Michael Gove plans curbs on vacation homes against Tory rebellion

It has been alleged that the government will make it harder for new properties to be converted into vacation homes as part of an attempt to fend off the Tory rebellion because of planning rules.

Housing Secretary Michael Gove is currently meeting with a group of about 60 Conservative lawmakers who oppose plans for mandated centrally set targets to build 300,000 homes a year.

One of the measures taken into account are restrictions on properties built in popular tourist destinations.

This could see building owners being forced to submit “change of use” planning applications to the municipality if they wish to rent the buildings to short-term visitors.

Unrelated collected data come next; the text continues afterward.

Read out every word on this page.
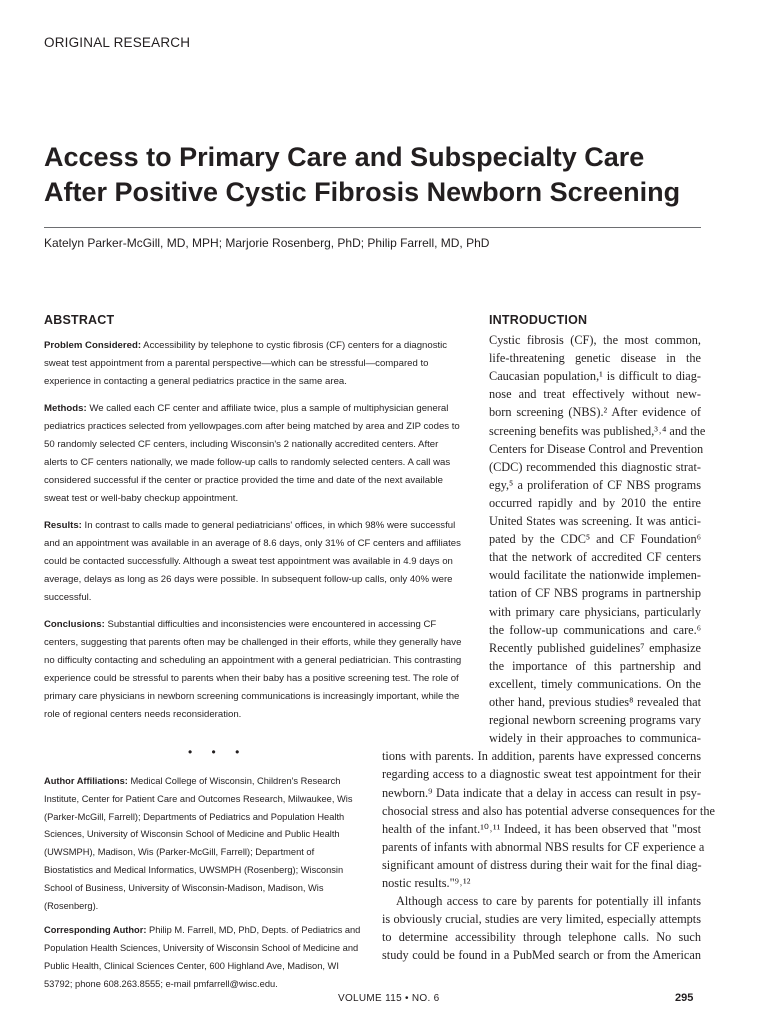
ORIGINAL RESEARCH
Access to Primary Care and Subspecialty Care
After Positive Cystic Fibrosis Newborn Screening
Katelyn Parker-McGill, MD, MPH; Marjorie Rosenberg, PhD; Philip Farrell, MD, PhD
ABSTRACT

Problem Considered: Accessibility by telephone to cystic fibrosis (CF) centers for a diagnostic sweat test appointment from a parental perspective—which can be stressful—compared to experience in contacting a general pediatrics practice in the same area.

Methods: We called each CF center and affiliate twice, plus a sample of multiphysician general pediatrics practices selected from yellowpages.com after being matched by area and ZIP codes to 50 randomly selected CF centers, including Wisconsin's 2 nationally accredited centers. After alerts to CF centers nationally, we made follow-up calls to randomly selected centers. A call was considered successful if the center or practice provided the time and date of the next available sweat test or well-baby checkup appointment.

Results: In contrast to calls made to general pediatricians' offices, in which 98% were successful and an appointment was available in an average of 8.6 days, only 31% of CF centers and affiliates could be contacted successfully. Although a sweat test appointment was available in 4.9 days on average, delays as long as 26 days were possible. In subsequent follow-up calls, only 40% were successful.

Conclusions: Substantial difficulties and inconsistencies were encountered in accessing CF centers, suggesting that parents often may be challenged in their efforts, while they generally have no difficulty contacting and scheduling an appointment with a general pediatrician. This contrasting experience could be stressful to parents when their baby has a positive screening test. The role of primary care physicians in newborn screening communications is increasingly important, while the role of regional centers needs reconsideration.

• • •

Author Affiliations: Medical College of Wisconsin, Children's Research Institute, Center for Patient Care and Outcomes Research, Milwaukee, Wis (Parker-McGill, Farrell); Departments of Pediatrics and Population Health Sciences, University of Wisconsin School of Medicine and Public Health (UWSMPH), Madison, Wis (Parker-McGill, Farrell); Department of Biostatistics and Medical Informatics, UWSMPH (Rosenberg); Wisconsin School of Business, University of Wisconsin-Madison, Madison, Wis (Rosenberg).

Corresponding Author: Philip M. Farrell, MD, PhD, Depts. of Pediatrics and Population Health Sciences, University of Wisconsin School of Medicine and Public Health, Clinical Sciences Center, 600 Highland Ave, Madison, WI 53792; phone 608.263.8555; e-mail pmfarrell@wisc.edu.

INTRODUCTION
Cystic fibrosis (CF), the most common,
life-threatening genetic disease in the
Caucasian population,¹ is difficult to diag-
nose and treat effectively without new-
born screening (NBS).² After evidence of
screening benefits was published,³˒⁴ and the
Centers for Disease Control and Prevention
(CDC) recommended this diagnostic strat-
egy,⁵ a proliferation of CF NBS programs
occurred rapidly and by 2010 the entire
United States was screening. It was antici-
pated by the CDC⁵ and CF Foundation⁶
that the network of accredited CF centers
would facilitate the nationwide implemen-
tation of CF NBS programs in partnership
with primary care physicians, particularly
the follow-up communications and care.⁶
Recently published guidelines⁷ emphasize
the importance of this partnership and
excellent, timely communications. On the
other hand, previous studies⁸ revealed that
regional newborn screening programs vary
widely in their approaches to communica-
tions with parents. In addition, parents have expressed concerns
regarding access to a diagnostic sweat test appointment for their
newborn.⁹ Data indicate that a delay in access can result in psy-
chosocial stress and also has potential adverse consequences for the
health of the infant.¹⁰˒¹¹ Indeed, it has been observed that "most
parents of infants with abnormal NBS results for CF experience a
significant amount of distress during their wait for the final diag-
nostic results."⁹˒¹²
Although access to care by parents for potentially ill infants
is obviously crucial, studies are very limited, especially attempts
to determine accessibility through telephone calls. No such
study could be found in a PubMed search or from the American
VOLUME 115 • NO. 6	295
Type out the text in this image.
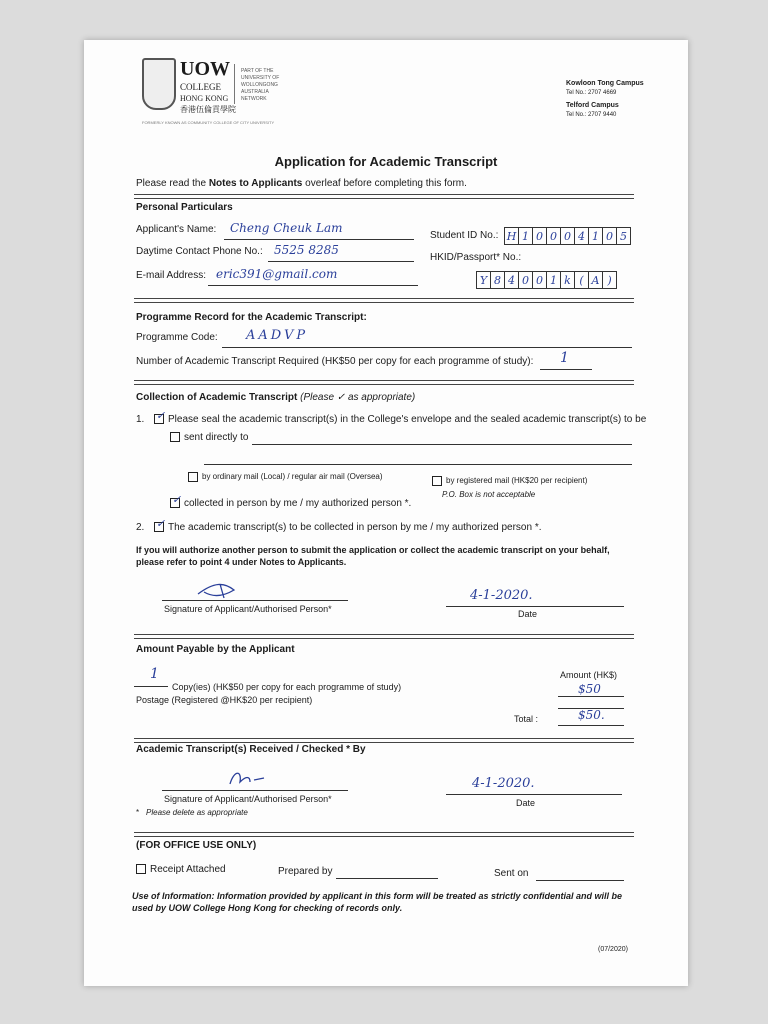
UOW
COLLEGE
HONG KONG
香港伍倫貢學院
PART OF THE UNIVERSITY OF WOLLONGONG AUSTRALIA NETWORK
FORMERLY KNOWN AS COMMUNITY COLLEGE OF CITY UNIVERSITY
Kowloon Tong Campus
Tel No.: 2707 4669
Telford Campus
Tel No.: 2707 9440
Application for Academic Transcript
Please read the Notes to Applicants overleaf before completing this form.
Personal Particulars
Applicant's Name: Cheng Cheuk Lam
Daytime Contact Phone No.: 5525 8285
E-mail Address: eric391@gmail.com
Student ID No.: H 1 0 0 0 4 1 0 5
HKID/Passport* No.:
Y 8 4 0 0 1 k ( A )
Programme Record for the Academic Transcript:
Programme Code: AADVP
Number of Academic Transcript Required (HK$50 per copy for each programme of study): 1
Collection of Academic Transcript (Please ✓ as appropriate)
1. ✓ Please seal the academic transcript(s) in the College's envelope and the sealed academic transcript(s) to be
sent directly to
by ordinary mail (Local) / regular air mail (Oversea)	by registered mail (HK$20 per recipient)
P.O. Box is not acceptable
✓ collected in person by me / my authorized person *.
2. ✓ The academic transcript(s) to be collected in person by me / my authorized person *.
If you will authorize another person to submit the application or collect the academic transcript on your behalf, please refer to point 4 under Notes to Applicants.
Signature of Applicant/Authorised Person*
4-1-2020.
Date
Amount Payable by the Applicant
Amount (HK$)
1
Copy(ies) (HK$50 per copy for each programme of study)	$50
Postage (Registered @HK$20 per recipient)
Total :	$50.
Academic Transcript(s) Received / Checked * By
Signature of Applicant/Authorised Person*
4-1-2020.
Date
* Please delete as appropriate
(FOR OFFICE USE ONLY)
Receipt Attached	Prepared by	Sent on
Use of Information: Information provided by applicant in this form will be treated as strictly confidential and will be used by UOW College Hong Kong for checking of records only.
(07/2020)
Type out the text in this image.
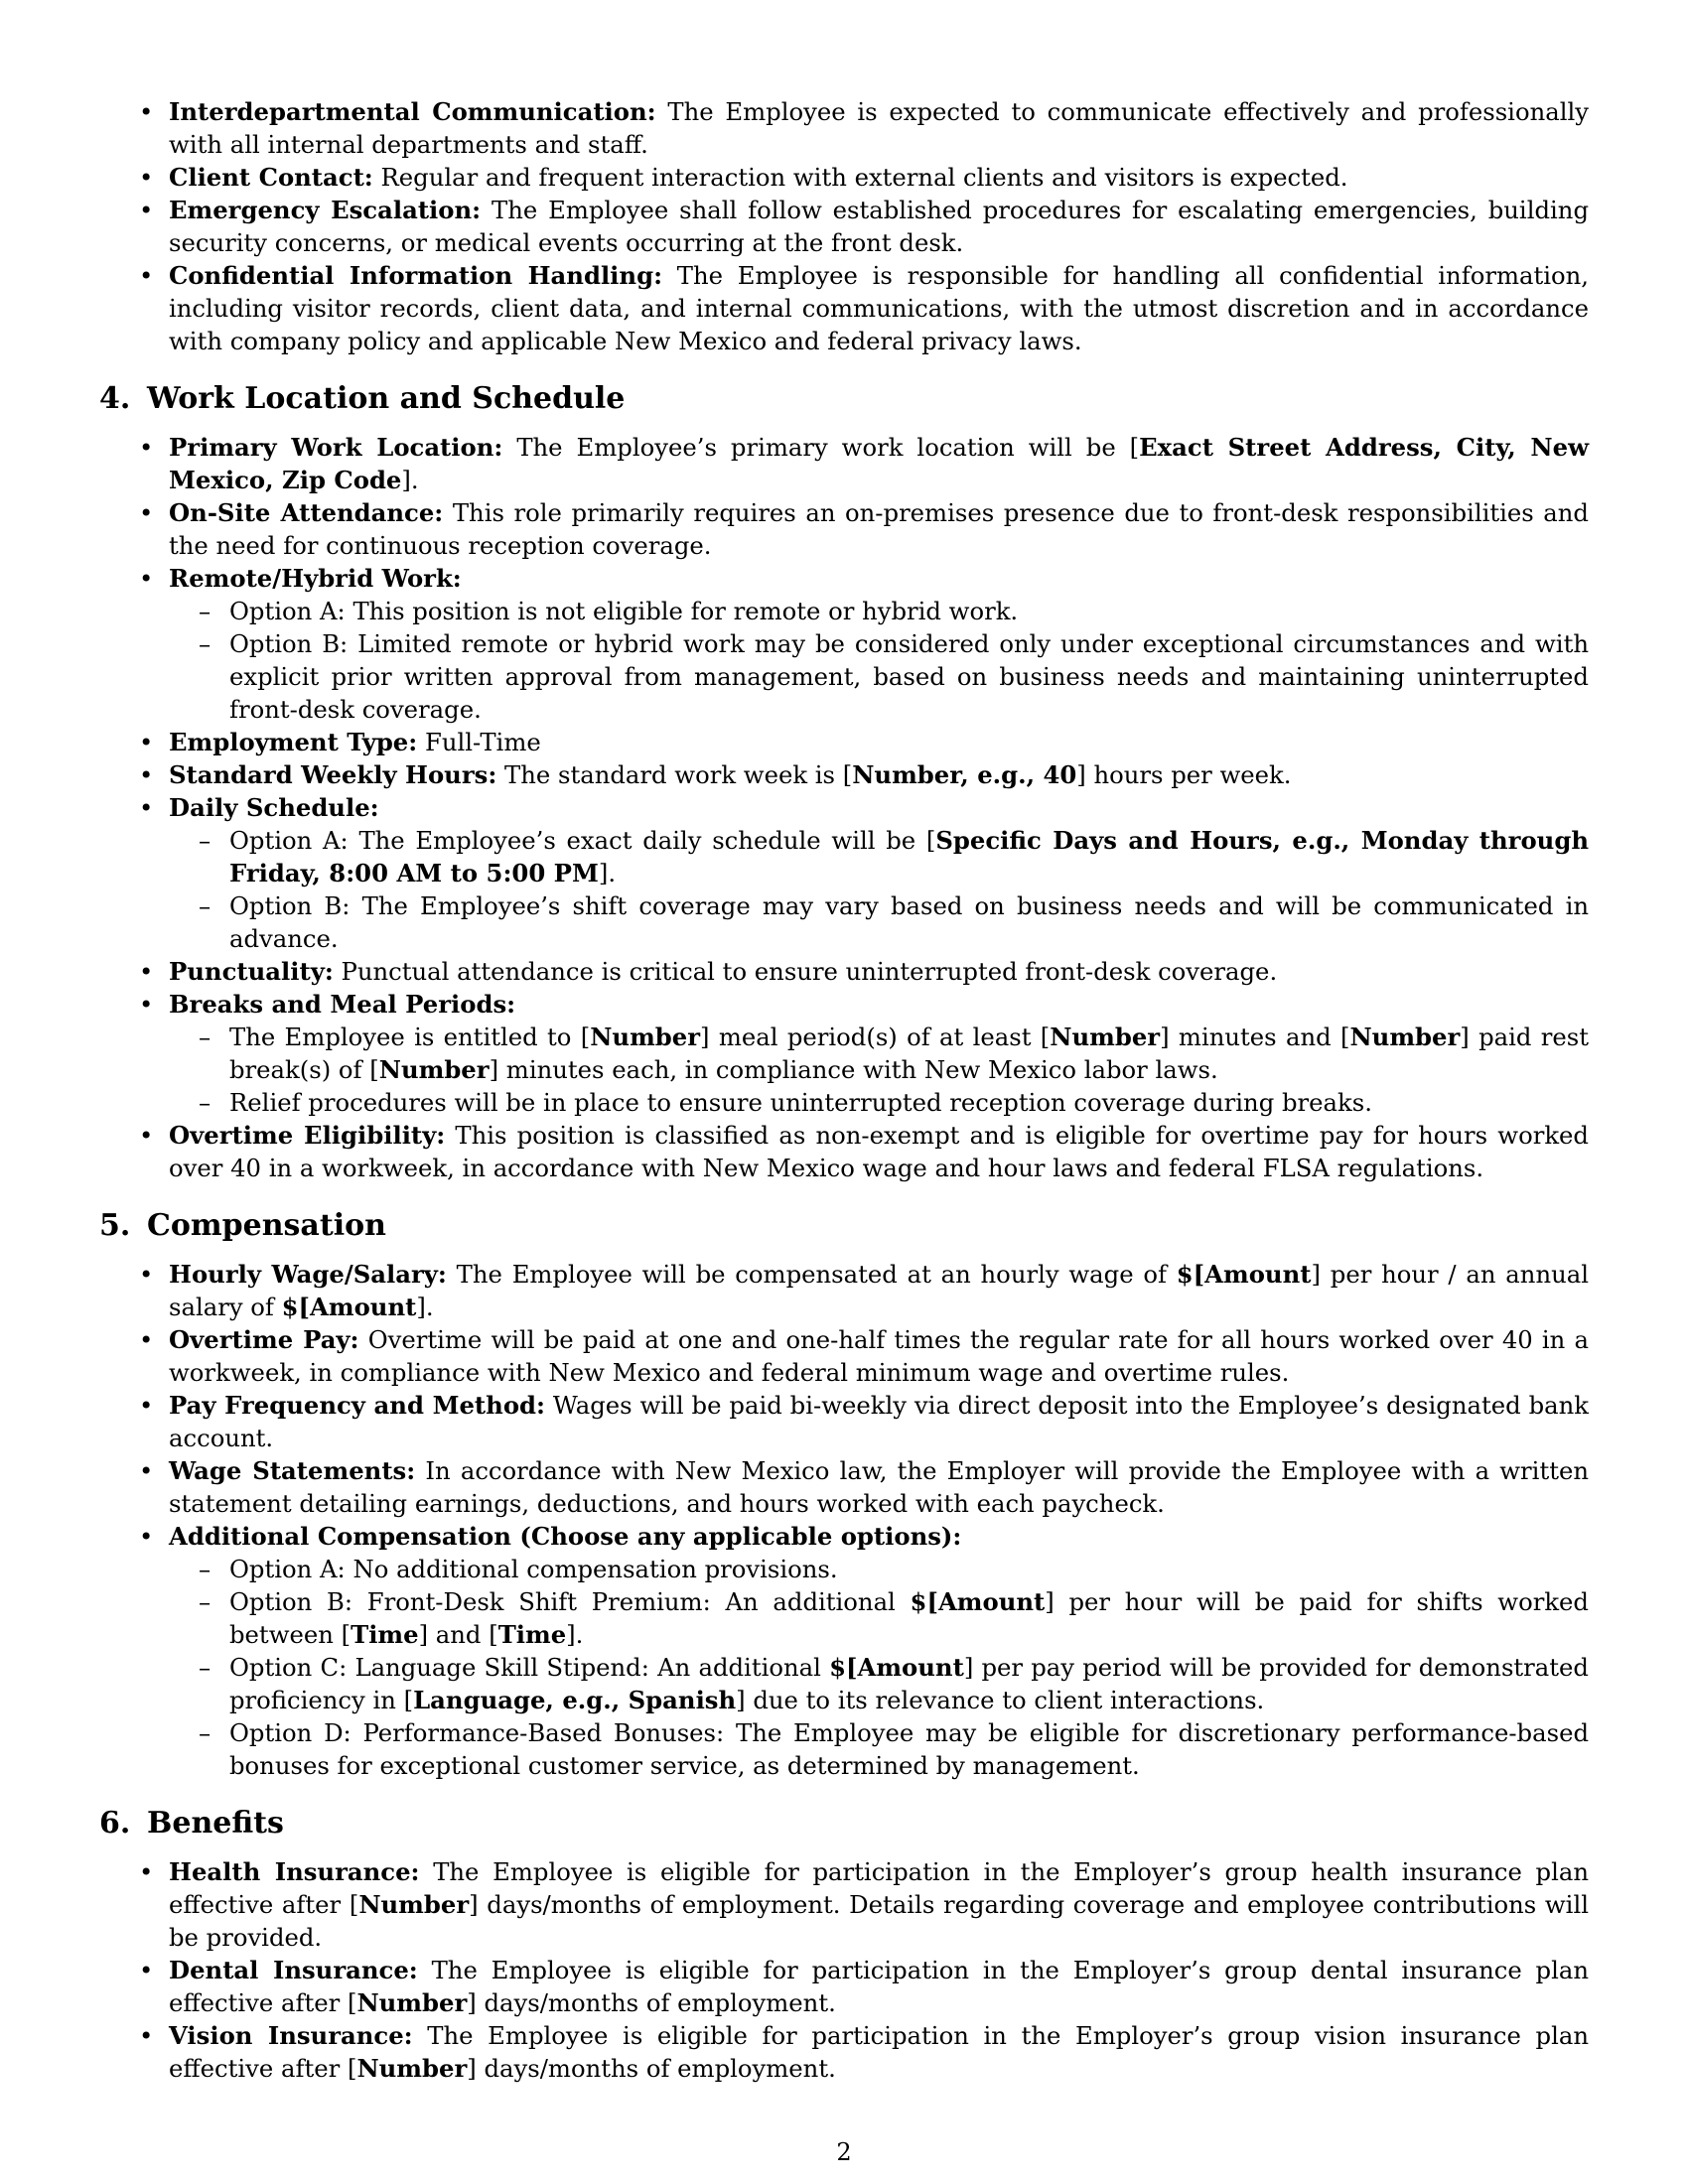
• Interdepartmental Communication: The Employee is expected to communicate effectively and professionally with all internal departments and staff.
• Client Contact: Regular and frequent interaction with external clients and visitors is expected.
• Emergency Escalation: The Employee shall follow established procedures for escalating emergencies, building security concerns, or medical events occurring at the front desk.
• Confidential Information Handling: The Employee is responsible for handling all confidential information, including visitor records, client data, and internal communications, with the utmost discretion and in accordance with company policy and applicable New Mexico and federal privacy laws.
4. Work Location and Schedule
• Primary Work Location: The Employee’s primary work location will be [Exact Street Address, City, New Mexico, Zip Code].
• On-Site Attendance: This role primarily requires an on-premises presence due to front-desk responsibilities and the need for continuous reception coverage.
• Remote/Hybrid Work:
– Option A: This position is not eligible for remote or hybrid work.
– Option B: Limited remote or hybrid work may be considered only under exceptional circumstances and with explicit prior written approval from management, based on business needs and maintaining uninterrupted front-desk coverage.
• Employment Type: Full-Time
• Standard Weekly Hours: The standard work week is [Number, e.g., 40] hours per week.
• Daily Schedule:
– Option A: The Employee’s exact daily schedule will be [Specific Days and Hours, e.g., Monday through Friday, 8:00 AM to 5:00 PM].
– Option B: The Employee’s shift coverage may vary based on business needs and will be communicated in advance.
• Punctuality: Punctual attendance is critical to ensure uninterrupted front-desk coverage.
• Breaks and Meal Periods:
– The Employee is entitled to [Number] meal period(s) of at least [Number] minutes and [Number] paid rest break(s) of [Number] minutes each, in compliance with New Mexico labor laws.
– Relief procedures will be in place to ensure uninterrupted reception coverage during breaks.
• Overtime Eligibility: This position is classified as non-exempt and is eligible for overtime pay for hours worked over 40 in a workweek, in accordance with New Mexico wage and hour laws and federal FLSA regulations.
5. Compensation
• Hourly Wage/Salary: The Employee will be compensated at an hourly wage of $[Amount] per hour / an annual salary of $[Amount].
• Overtime Pay: Overtime will be paid at one and one-half times the regular rate for all hours worked over 40 in a workweek, in compliance with New Mexico and federal minimum wage and overtime rules.
• Pay Frequency and Method: Wages will be paid bi-weekly via direct deposit into the Employee’s designated bank account.
• Wage Statements: In accordance with New Mexico law, the Employer will provide the Employee with a written statement detailing earnings, deductions, and hours worked with each paycheck.
• Additional Compensation (Choose any applicable options):
– Option A: No additional compensation provisions.
– Option B: Front-Desk Shift Premium: An additional $[Amount] per hour will be paid for shifts worked between [Time] and [Time].
– Option C: Language Skill Stipend: An additional $[Amount] per pay period will be provided for demonstrated proficiency in [Language, e.g., Spanish] due to its relevance to client interactions.
– Option D: Performance-Based Bonuses: The Employee may be eligible for discretionary performance-based bonuses for exceptional customer service, as determined by management.
6. Benefits
• Health Insurance: The Employee is eligible for participation in the Employer’s group health insurance plan effective after [Number] days/months of employment. Details regarding coverage and employee contributions will be provided.
• Dental Insurance: The Employee is eligible for participation in the Employer’s group dental insurance plan effective after [Number] days/months of employment.
• Vision Insurance: The Employee is eligible for participation in the Employer’s group vision insurance plan effective after [Number] days/months of employment.
2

Mr. Gove is also preparing to sanction contractors who delay construction on land they already own with planning permission.

This could result in authorizations meaning developers lose planning permission if construction doesn’t begin within a year, The Times reported.

Other changes being considered include measures to encourage construction on abandoned sites and giving residents a new appeal against planning permission for unpopular developments.

‘Exceptional circumstances’

It appears that Mr. Gove was against the Tory rebels’ basic demand to allow local authorities to ban all scratch construction except in “exceptional circumstances”.

“They’re definitely in deal-making mode,” said a senior Tory, saying that concessions in other areas would be “wide-ranging.”

Another of the rebels said: “We are clear that this is not about stopping development, it is about stopping wrong development in the wrong areas.”

The proposed amendments to the Leveling and Renovation Bill will address criticism that coastal communities have been gutted by the rise in vacation homes.

The rebellion is led by former cabinet minister Theresa Villiers and Isle of Wight MP Bob Seely.

“There are serious concerns in the back rows”

Speaking last month, Villiers said: “There are very serious back-row concerns that top-down housing goals are undermining local decision-making in planning and advancing development that harms the environment and quality of life.”

Tory MP Paul Holmes said the Government’s goal of building 300,000 homes had “shed the blood” of many faces in local communities.

Mr. Seely said the opposition to the planning proposals had nothing to do with the election of Mr. Sunak following Liz Truss’ resignation, adding that it would be a problem no matter who was responsible.

More than 17,000 properties have been put on short-term leases in the UK since the pandemic began.

According to the Rightmove real estate website, home prices in seaside resorts rose an average of 13.9 percent last year, compared to a 9.9 percent increase nationally.